A new universal flu vaccine can protect against diverse variants of both influenza A and B, according to a study from the Institute for Biomedical Sciences at Georgia State University (GSU).
Researchers from GSU designed a single universal flu vaccine candidate with key cross-protective, less variable parts of the influenza A and B viruses. The vaccine used multi-neuraminidase protein subtypes known to be antiviral drug targets and the universally conserved M2 ectodomain protein. The new universal flu vaccine was then tested on mice.
The findings were published in the journal PLOS Pathogens.
Universal flu vaccine successful on mice
The researchers found that mice vaccinated with an immune-stimulating virus-like particle, displayed multiple neuraminidase subtypes and conserved M2 portions of antigens (foreign proteins that induce immune responses). The mice were successfully protected against influenza A seasonal variants and influenza B (Yamagata and Victoria lineage) viruses containing significant antigenic variations. Additionally, the mice were protected against potential pandemic viruses (H1N1, H5N1, H3N2, H9N2, and H7N9).
Viral variants of influenza emerge when flu pathogens change their major surface hemagglutinin protein, these proteins bind themselves to the host’s receptor molecules. Continuous mutational changes in the hemagglutinin proteins can lead to severe flu disease if they escape the host immune system.

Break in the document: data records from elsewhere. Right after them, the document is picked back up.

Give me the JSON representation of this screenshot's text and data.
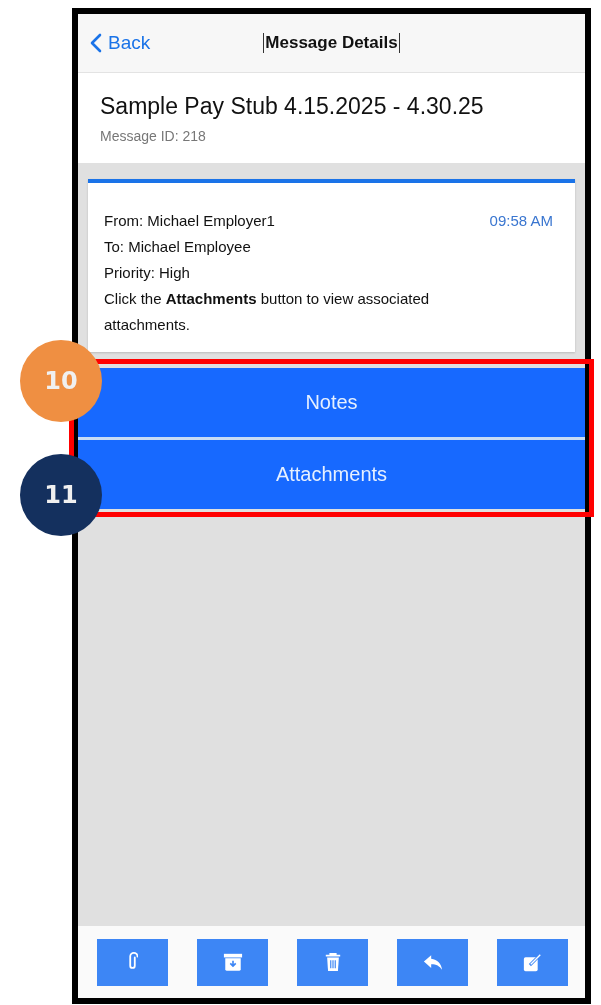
{
  "nav": {
    "back_label": "Back",
    "title": "Message Details"
  },
  "message": {
    "subject": "Sample Pay Stub 4.15.2025 - 4.30.25",
    "id_label": "Message ID: 218"
  },
  "card": {
    "from": "From: Michael Employer1",
    "time": "09:58 AM",
    "to": "To: Michael Employee",
    "priority": "Priority: High",
    "body": "Click the **Attachments** button to view associated attachments."
  },
  "action_group": {
    "highlighted": true,
    "buttons": [
      {
        "label": "Notes",
        "callout": {
          "label": "10",
          "color": "#ef8f42"
        }
      },
      {
        "label": "Attachments",
        "callout": {
          "label": "11",
          "color": "#14305e"
        }
      }
    ]
  },
  "toolbar": [
    {
      "kind": "attachment"
    },
    {
      "kind": "archive"
    },
    {
      "kind": "delete"
    },
    {
      "kind": "reply"
    },
    {
      "kind": "compose"
    }
  ]
}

Currently, influenza vaccines are based on strain-specific immunity to hemagglutinin, this is a highly variable approach to immune protection. Annual influenza vaccination is recommended; however, the effectiveness of the vaccine is unpredictable and has been as low as 20%.

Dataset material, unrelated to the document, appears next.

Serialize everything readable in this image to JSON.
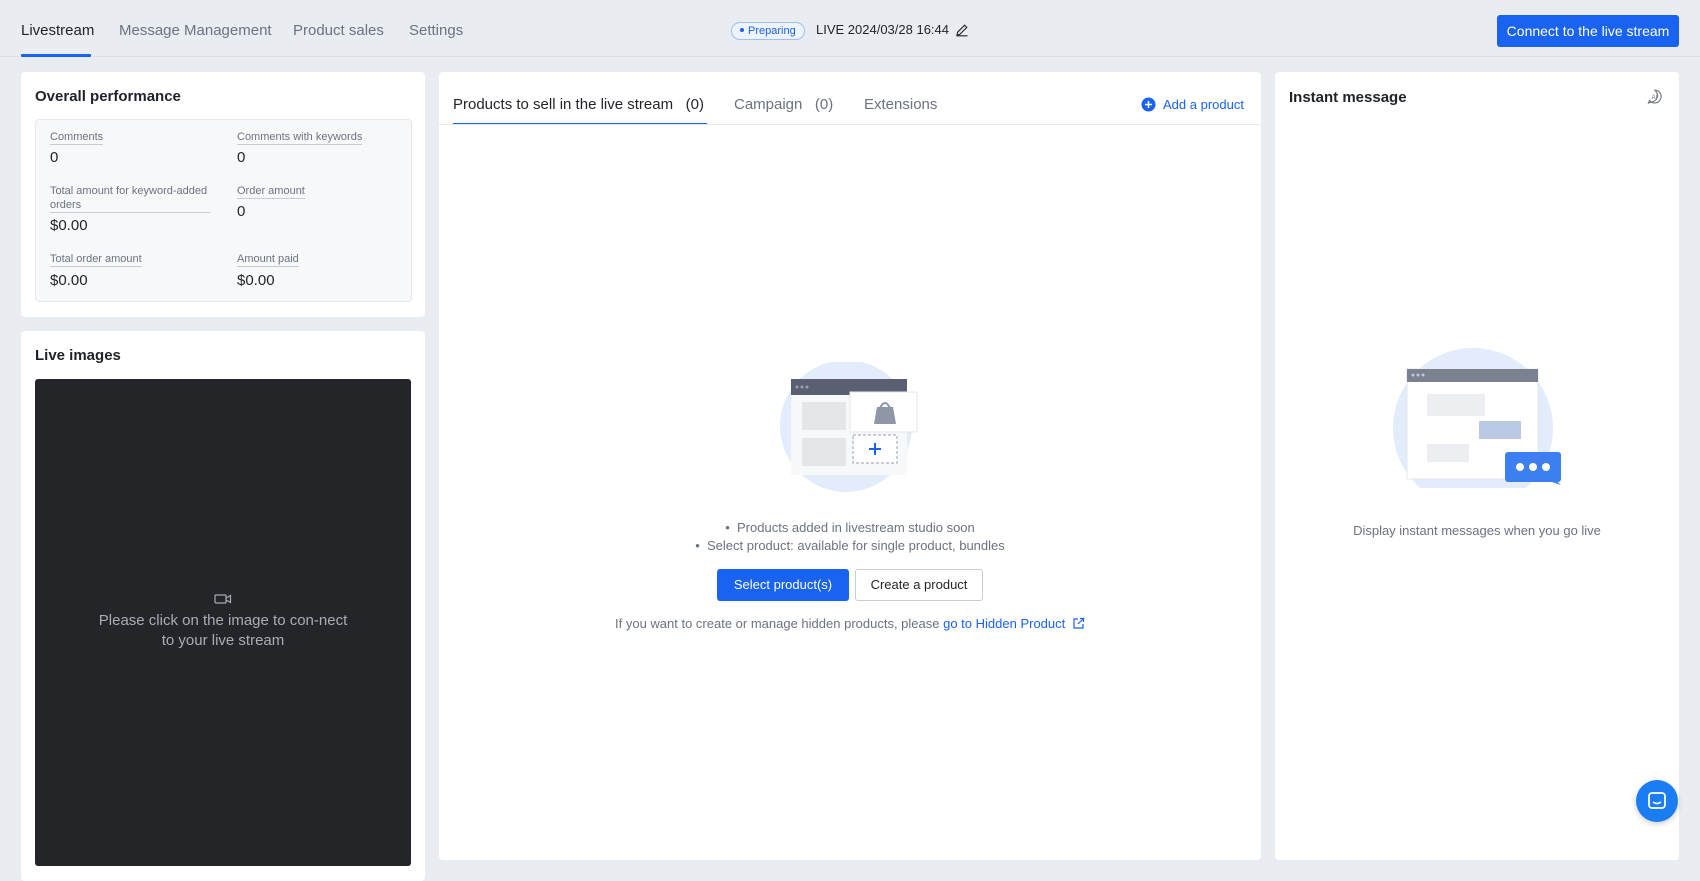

This highlights the need for an effective universal flu vaccine. Continuous changes in hemagglutinin proteins make it difficult for vaccines to stay effective year on year, therefore, influenza remains a high risk to human health across the world.
“We developed a single, universal flu vaccine entity that induced immunity to conserved M2 ectodomain and multi subtype neuraminidase proteins and was found to be effective in conferring broad cross-protection against antigenically diverse influenza A and B viruses in young and aged mice,” said Dr Sang-Moo Kang, professor at GSU’s Institute for Biomedical Sciences and senior author of the study.

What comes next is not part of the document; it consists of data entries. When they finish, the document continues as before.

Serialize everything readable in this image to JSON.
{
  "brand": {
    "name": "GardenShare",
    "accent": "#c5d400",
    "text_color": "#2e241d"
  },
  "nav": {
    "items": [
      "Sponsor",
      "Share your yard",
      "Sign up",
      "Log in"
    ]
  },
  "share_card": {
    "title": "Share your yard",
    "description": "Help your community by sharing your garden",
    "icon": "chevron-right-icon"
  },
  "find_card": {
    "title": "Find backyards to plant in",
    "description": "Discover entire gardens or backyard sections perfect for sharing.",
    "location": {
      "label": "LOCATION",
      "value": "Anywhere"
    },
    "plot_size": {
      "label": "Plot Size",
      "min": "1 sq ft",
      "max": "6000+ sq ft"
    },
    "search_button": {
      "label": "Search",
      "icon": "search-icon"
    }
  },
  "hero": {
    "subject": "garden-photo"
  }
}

New vaccine can provide broad flu protection
A novel strategy for creating a universal flu vaccine against influenza is supported by the study. The research suggests that a single construct displaying multiple cross-protective proteins can create immunity to M2 and multi-subtype neuraminidase proteins of influenza A and B viruses. As well as this, the new universal flu vaccine was found to provide broad protection against sickness and mortality in mice who were subject to a lethal flu virus.
The researchers also found that their universal flu vaccine provided broad neuraminidase inhibition in the mice. M2 ectodomain-specific antibodies and T cell immune responses were also found in the mice. Promisingly, the universal flu vaccine was found to have equal effectiveness in young and aged mice. The study is set to continue with further tests on ferrets, which have a similar respiratory system to humans.
“This study provides impactful insight into developing a universal flu vaccine inducing broad immunity against both flu A and B variants in young and aged populations,” said Dr Kang.